One of the biggest banks in Nigeria, Zenith Bank, has ₦13.38 trillion in client deposits. It plans to join banks like First Bank, UBA, and Access Bank that are growing internationally by relocating to France. At the Chartered Institute of Bankers annual dinner, which was held on Friday night at Eko Hotels in Lagos, Ebenezer Onyeagwu, Group Managing Director/CEO of Zenith Bank Plc, revealed.
Grinning broadly, Onyeagwu stated, “This afternoon, we signed a Memorandum of Understanding (MoU) with the government of France to signal the commencement of the issuance of a banking licence to Zenith to commence operations in France.” Regarding the completion date for the France subsidiary’s regulatory and approval processes, the CEO of Zenith Bank was reticent.
Thus, as previously reported, Zenith Bank’s strategy is comparable to Access Bank’s plan to enter the Asian market in the first half of 2024. If the regulatory clearance is given, the bank will be able to service clients in the largest trading partner outside of Africa. An action similar to this would support Access Bank’s assets under management, which are currently $26.5 billion, and be comparable to South Africa’s Standard Bank Group and TymeBank’s entry into Eastern markets.
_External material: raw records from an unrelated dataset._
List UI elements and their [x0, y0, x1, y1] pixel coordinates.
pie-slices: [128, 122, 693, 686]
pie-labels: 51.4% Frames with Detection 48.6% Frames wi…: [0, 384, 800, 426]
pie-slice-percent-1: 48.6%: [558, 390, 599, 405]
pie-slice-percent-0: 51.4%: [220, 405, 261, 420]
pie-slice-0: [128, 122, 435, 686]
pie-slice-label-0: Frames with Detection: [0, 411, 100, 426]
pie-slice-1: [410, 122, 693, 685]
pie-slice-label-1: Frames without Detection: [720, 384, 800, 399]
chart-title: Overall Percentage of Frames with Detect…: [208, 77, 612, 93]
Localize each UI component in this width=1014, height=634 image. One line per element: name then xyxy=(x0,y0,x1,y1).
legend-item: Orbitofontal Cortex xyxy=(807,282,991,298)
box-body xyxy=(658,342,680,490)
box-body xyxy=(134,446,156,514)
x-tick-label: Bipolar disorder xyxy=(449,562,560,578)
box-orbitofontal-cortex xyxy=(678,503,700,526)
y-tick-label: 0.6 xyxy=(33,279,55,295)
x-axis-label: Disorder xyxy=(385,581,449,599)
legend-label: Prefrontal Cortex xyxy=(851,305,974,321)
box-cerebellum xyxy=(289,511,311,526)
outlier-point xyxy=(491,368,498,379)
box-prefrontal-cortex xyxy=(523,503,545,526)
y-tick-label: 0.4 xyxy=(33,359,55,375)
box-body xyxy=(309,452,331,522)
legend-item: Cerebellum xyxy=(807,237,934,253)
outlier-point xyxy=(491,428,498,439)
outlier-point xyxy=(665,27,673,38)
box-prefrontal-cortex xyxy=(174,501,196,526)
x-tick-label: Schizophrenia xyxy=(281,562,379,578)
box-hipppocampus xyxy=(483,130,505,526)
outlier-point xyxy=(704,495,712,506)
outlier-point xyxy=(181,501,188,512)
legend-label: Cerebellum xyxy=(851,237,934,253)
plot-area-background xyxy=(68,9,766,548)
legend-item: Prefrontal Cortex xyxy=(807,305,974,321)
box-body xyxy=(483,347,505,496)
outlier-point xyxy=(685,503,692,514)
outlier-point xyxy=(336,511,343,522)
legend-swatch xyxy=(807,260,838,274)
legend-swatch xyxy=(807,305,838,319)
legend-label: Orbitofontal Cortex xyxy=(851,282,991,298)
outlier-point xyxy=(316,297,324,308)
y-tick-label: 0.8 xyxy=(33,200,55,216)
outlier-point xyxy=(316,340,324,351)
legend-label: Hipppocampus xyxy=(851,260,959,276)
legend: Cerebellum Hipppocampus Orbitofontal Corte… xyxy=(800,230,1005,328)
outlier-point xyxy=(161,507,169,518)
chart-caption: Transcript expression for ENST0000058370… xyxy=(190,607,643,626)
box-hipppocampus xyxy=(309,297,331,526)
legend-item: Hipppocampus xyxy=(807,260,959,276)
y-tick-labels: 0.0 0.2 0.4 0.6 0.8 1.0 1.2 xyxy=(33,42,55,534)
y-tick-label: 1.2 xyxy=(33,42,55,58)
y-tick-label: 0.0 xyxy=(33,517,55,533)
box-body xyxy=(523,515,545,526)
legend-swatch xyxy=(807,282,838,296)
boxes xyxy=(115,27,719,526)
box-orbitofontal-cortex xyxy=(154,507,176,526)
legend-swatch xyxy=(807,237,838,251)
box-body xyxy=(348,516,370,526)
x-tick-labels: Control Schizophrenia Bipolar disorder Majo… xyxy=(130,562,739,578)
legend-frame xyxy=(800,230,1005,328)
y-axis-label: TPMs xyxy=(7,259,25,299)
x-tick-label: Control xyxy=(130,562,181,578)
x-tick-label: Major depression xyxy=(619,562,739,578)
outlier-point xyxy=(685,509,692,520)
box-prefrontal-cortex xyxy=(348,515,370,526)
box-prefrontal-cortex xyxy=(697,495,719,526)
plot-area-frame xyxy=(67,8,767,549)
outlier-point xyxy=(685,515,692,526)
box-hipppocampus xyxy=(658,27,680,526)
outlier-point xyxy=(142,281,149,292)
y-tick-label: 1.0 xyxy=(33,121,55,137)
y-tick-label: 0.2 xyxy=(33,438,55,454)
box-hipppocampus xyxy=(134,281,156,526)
With its parent company based in Nigeria, Zenith Bank currently operates subsidiaries in The Gambia, Ghana, Sierra Leone, the United Kingdom, the United Arab Emirates, and China. Encouraging international marketing and establishing the bank as a leader in the retail and commercial sectors are its external goals. Its lending operations, distributed among its subsidiaries, are focused on export and international trade. In an effort to digitalize trade, the bank committed $1 million to the SMARTAfCFTA portal when it signed an agreement to collaborate with the African Continental Free Trade Area (AfCFTA) earlier this year. The unaudited third-quarter financial results of Zenith Bank increased by 149% to ₦505 billion.